[Page 80.] On the Ambiguities Arising from Proper Names.

The Reflector, No. II., 1811. Not reprinted by Lamb.

This paper is known to be Lamb's because he tells the story, in much the same words, in a letter to Wordsworth dated February 1, 1806. The young man who made the mistake of confusing Spencer and Spenser was a brother of Coleridge's Mary Evans. The Hon. William Robert Spencer (1769-1834), the second son of the third Duke of Marlborough, was a Society poet well enough known in his day—the first decade of the last century. His only poem that has survived is "Beth Gelert," a ballad often included in children's poetry books.

In Lamb's Letters the poet Spenser is usually spelt Spencer.


[Page 81.] On the Genius and Character of Hogarth.

The Reflector, No. III., 1811. The title there ran: "On the Genius and Character of Hogarth; with some Remarks on a Passage in the Writings of the late Mr. Barry." The article was signed L. It was reprinted in the Works, 1818.

Many of Hogarth's pictures, framed in black, hung round Lamb's sitting-room in his various homes. In 1817 Mary Lamb, writing to Dorothy Wordsworth, says that the Hogarths have been taken down from the walls and pasted into a book, but there is proof that some at any rate were framed both at Islington and Enfield.
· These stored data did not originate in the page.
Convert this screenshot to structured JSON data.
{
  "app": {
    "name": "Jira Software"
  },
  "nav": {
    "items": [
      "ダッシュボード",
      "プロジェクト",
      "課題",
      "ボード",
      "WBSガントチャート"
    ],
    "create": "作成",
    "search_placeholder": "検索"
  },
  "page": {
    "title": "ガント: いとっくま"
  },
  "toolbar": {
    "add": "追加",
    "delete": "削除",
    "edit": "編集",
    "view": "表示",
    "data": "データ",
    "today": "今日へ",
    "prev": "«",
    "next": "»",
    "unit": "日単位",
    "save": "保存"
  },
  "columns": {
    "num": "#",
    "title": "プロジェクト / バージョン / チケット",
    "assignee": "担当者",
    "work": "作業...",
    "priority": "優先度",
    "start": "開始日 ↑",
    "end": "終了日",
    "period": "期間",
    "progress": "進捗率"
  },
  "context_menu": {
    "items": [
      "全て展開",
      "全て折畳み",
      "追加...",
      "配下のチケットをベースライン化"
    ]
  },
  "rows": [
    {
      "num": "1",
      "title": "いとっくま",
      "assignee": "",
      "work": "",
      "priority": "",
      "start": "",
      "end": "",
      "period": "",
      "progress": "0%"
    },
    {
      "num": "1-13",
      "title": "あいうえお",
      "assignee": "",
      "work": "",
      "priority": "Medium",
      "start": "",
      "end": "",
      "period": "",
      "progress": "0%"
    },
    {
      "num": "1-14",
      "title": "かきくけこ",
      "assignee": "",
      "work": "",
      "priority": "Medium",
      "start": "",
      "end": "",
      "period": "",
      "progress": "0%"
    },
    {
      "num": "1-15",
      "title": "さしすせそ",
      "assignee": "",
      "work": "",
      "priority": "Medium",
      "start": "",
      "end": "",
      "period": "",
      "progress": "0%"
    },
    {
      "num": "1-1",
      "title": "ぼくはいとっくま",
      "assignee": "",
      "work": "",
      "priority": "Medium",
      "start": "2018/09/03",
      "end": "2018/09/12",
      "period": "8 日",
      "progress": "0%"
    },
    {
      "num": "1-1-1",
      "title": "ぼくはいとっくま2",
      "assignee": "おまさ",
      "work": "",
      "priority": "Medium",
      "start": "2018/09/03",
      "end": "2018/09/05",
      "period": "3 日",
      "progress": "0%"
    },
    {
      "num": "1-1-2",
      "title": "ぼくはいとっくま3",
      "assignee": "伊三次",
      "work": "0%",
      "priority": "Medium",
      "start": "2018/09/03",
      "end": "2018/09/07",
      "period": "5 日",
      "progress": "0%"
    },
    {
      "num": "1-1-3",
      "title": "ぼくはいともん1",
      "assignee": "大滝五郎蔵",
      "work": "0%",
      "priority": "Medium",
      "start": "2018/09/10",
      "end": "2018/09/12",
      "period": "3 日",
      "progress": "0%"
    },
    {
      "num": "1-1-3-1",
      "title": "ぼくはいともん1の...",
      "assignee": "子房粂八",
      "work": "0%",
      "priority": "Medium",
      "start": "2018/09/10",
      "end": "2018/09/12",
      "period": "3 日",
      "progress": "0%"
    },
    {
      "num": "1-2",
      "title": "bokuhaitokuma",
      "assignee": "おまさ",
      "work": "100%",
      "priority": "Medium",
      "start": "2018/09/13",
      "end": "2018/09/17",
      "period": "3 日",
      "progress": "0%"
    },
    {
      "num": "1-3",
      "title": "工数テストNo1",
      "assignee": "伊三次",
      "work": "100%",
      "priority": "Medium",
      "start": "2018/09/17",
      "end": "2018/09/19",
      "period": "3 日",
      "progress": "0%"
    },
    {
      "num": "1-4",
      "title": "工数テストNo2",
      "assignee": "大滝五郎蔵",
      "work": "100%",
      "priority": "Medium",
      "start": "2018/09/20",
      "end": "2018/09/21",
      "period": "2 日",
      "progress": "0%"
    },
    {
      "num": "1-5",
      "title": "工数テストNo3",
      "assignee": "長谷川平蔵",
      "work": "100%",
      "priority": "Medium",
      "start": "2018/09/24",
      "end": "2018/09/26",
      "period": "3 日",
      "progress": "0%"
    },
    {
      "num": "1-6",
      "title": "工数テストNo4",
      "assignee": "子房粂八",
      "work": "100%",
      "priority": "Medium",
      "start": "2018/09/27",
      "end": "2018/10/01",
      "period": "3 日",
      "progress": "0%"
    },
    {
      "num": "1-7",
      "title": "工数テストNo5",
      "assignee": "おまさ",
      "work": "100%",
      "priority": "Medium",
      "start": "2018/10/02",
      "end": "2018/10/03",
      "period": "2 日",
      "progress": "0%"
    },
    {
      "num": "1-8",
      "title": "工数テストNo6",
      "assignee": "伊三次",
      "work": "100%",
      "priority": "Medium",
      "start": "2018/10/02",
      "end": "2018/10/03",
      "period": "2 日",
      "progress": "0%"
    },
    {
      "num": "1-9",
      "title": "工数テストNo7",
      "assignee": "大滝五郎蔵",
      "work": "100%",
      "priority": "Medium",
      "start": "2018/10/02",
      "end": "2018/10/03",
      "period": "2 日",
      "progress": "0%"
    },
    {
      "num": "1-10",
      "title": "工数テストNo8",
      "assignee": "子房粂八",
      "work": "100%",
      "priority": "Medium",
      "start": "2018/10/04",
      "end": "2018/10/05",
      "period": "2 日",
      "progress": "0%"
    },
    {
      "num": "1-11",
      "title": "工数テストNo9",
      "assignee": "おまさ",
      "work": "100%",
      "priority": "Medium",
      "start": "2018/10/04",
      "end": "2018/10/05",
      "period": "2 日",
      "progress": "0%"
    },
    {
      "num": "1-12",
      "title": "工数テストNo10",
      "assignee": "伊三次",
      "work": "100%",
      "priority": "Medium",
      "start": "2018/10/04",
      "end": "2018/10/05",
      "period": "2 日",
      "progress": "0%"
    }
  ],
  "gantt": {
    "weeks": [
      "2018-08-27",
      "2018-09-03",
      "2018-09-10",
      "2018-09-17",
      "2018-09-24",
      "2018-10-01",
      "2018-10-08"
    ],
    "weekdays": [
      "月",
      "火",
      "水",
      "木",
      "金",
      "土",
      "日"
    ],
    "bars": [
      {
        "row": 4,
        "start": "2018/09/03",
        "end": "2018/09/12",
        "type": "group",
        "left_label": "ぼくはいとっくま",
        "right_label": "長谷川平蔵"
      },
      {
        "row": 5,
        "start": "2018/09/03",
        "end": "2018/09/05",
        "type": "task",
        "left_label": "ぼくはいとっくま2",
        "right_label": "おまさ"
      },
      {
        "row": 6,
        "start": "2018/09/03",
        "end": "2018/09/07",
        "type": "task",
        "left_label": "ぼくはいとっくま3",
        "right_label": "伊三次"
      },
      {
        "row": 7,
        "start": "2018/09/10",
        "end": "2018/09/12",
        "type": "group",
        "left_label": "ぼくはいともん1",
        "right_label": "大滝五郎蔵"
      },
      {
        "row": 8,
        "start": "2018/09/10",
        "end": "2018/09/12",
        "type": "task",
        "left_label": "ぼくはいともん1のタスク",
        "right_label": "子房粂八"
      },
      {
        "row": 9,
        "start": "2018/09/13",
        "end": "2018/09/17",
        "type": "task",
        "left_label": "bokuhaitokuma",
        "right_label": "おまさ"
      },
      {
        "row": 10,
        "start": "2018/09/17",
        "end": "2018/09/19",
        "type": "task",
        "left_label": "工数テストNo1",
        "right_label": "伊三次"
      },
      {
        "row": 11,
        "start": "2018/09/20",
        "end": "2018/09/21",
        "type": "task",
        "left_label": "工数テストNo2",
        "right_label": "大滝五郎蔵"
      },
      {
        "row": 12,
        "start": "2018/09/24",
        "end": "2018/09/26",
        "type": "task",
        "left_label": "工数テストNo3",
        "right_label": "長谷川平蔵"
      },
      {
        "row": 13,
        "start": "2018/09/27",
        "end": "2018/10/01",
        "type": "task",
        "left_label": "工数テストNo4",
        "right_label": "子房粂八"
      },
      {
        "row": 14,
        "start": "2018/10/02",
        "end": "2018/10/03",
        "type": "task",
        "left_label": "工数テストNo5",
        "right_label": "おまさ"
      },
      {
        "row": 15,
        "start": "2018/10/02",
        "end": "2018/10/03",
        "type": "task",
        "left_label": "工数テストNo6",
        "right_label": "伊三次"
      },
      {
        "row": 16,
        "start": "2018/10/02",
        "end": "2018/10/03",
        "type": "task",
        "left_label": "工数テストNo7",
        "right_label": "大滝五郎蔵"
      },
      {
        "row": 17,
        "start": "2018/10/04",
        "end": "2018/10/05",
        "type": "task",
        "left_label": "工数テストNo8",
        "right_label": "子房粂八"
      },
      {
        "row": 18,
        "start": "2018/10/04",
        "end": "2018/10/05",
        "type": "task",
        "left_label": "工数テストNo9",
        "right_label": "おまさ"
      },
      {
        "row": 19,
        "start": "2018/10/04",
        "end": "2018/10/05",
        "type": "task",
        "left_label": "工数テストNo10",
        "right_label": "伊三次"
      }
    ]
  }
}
Hazlitt in his Sketches of the Principal Picture-galleries in England, 1824, wrote, "Of the pictures in the Rake's Progress we shall not here say anything ... because they have already been criticised by a writer, to whom we could add nothing, in a paper which ought to be read by every lover of Hogarth and of English genius." The reference was to Lamb's essay.